"Demonstrando que as formigas são as verdadeiras rainhas da criação (o leitor pode tomá-lo como uma hipótese ou uma fantasia: de qualquer maneira lhe fará bem um pouco de antropofunguismo), eis uma página de sua geografia:
(p. 84 do livro; assinalam-se entre parênteses os possíveis equivalentes de determinadas expressões, segundo a clássica interpretação de Gaston Loeb.)
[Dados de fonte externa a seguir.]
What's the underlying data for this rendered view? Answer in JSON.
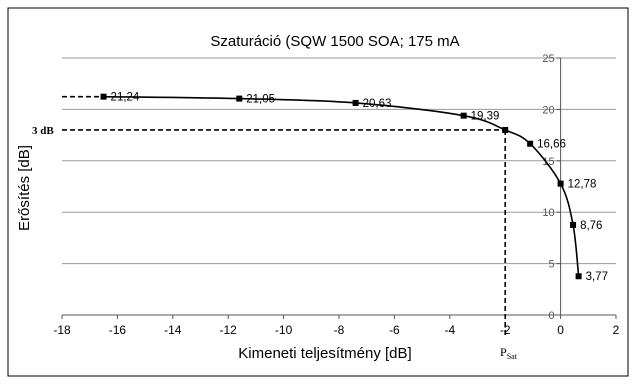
{
  "chart_data": {
    "type": "scatter",
    "title": "Szaturáció (SQW 1500 SOA; 175 mA",
    "xlabel": "Kimeneti teljesítmény [dB]",
    "ylabel": "Erősítés [dB]",
    "xlim": [
      -18,
      2
    ],
    "ylim": [
      0,
      25
    ],
    "x_ticks": [
      -18,
      -16,
      -14,
      -12,
      -10,
      -8,
      -6,
      -4,
      -2,
      0,
      2
    ],
    "y_ticks": [
      0,
      5,
      10,
      15,
      20,
      25
    ],
    "grid": "horizontal",
    "legend": "none",
    "series": [
      {
        "x": [
          -16.5,
          -11.6,
          -7.4,
          -3.5,
          -2.0,
          -1.1,
          0.0,
          0.45,
          0.65
        ],
        "y": [
          21.24,
          21.05,
          20.63,
          19.39,
          18.0,
          16.66,
          12.78,
          8.76,
          3.77
        ],
        "labels": [
          "21,24",
          "21,05",
          "20,63",
          "19,39",
          "",
          "16,66",
          "12,78",
          "8,76",
          "3,77"
        ],
        "marker": "square",
        "color": "#000000"
      }
    ],
    "annotations": {
      "gain_3db_label": "3 dB",
      "psat_main": "P",
      "psat_sub": "Sat",
      "small_signal_gain": 21.24,
      "gain_3db_down": 18.0,
      "psat_x": -2.0
    }
  }
}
'... mares paralelos (rios?). A água infinita (um mar?) cresce em certos momentos como hera-hera-hera (idéia de uma parede muita alta, que expressaria a maré). Se a gente vai-vai-vai-vai (noção análoga aplicada à distância) chega à Grande Sombra Verde (um campo semeado, um mato, um bosque?) onde o Grande Deus eleva o celeiro contínuo para suas Melhores Operárias. Nesta região abundam os Imensos Seres Horríveis (homens?) que destroem nossos caminhos. Do outro lado da Grande Sombra Verde começa o Céu Duro (uma montanha?). E tudo isso é nosso, mas com ameaças.'
Essa geografia foi objeto de uma outra interpretação (Dick Fry e Niels Peterson Jr.). O trecho corresponderia topograficamente a um pequeno jardim da Rua Laprida, 628, Buenos Aires. Os mares paralelos são dois pequenos canais de esgoto; a água infinita, um banho para patos; a Grande Sombra Verde, um canteiro de alface. Os Imensos Seres Horríveis insinuariam patos ou galinhas, embora não se deva descartar a possibilidade de que realmente se trate de homens. A respeito do Céu Duro desenvolve-se uma polêmica que não acabará tão cedo. A opinião de Fry e Peterson, que vêem nele uma parede de tijolos, opõe-se a de Guilherme Sofovich, que presume um bidê abandonado entre as alfaces."
CORTÁZAR, Julio. Histórias de cronópios e de famas. 6.ed.Rio de Janeiro: Civilização Brasileira, 1998. p. 69-70.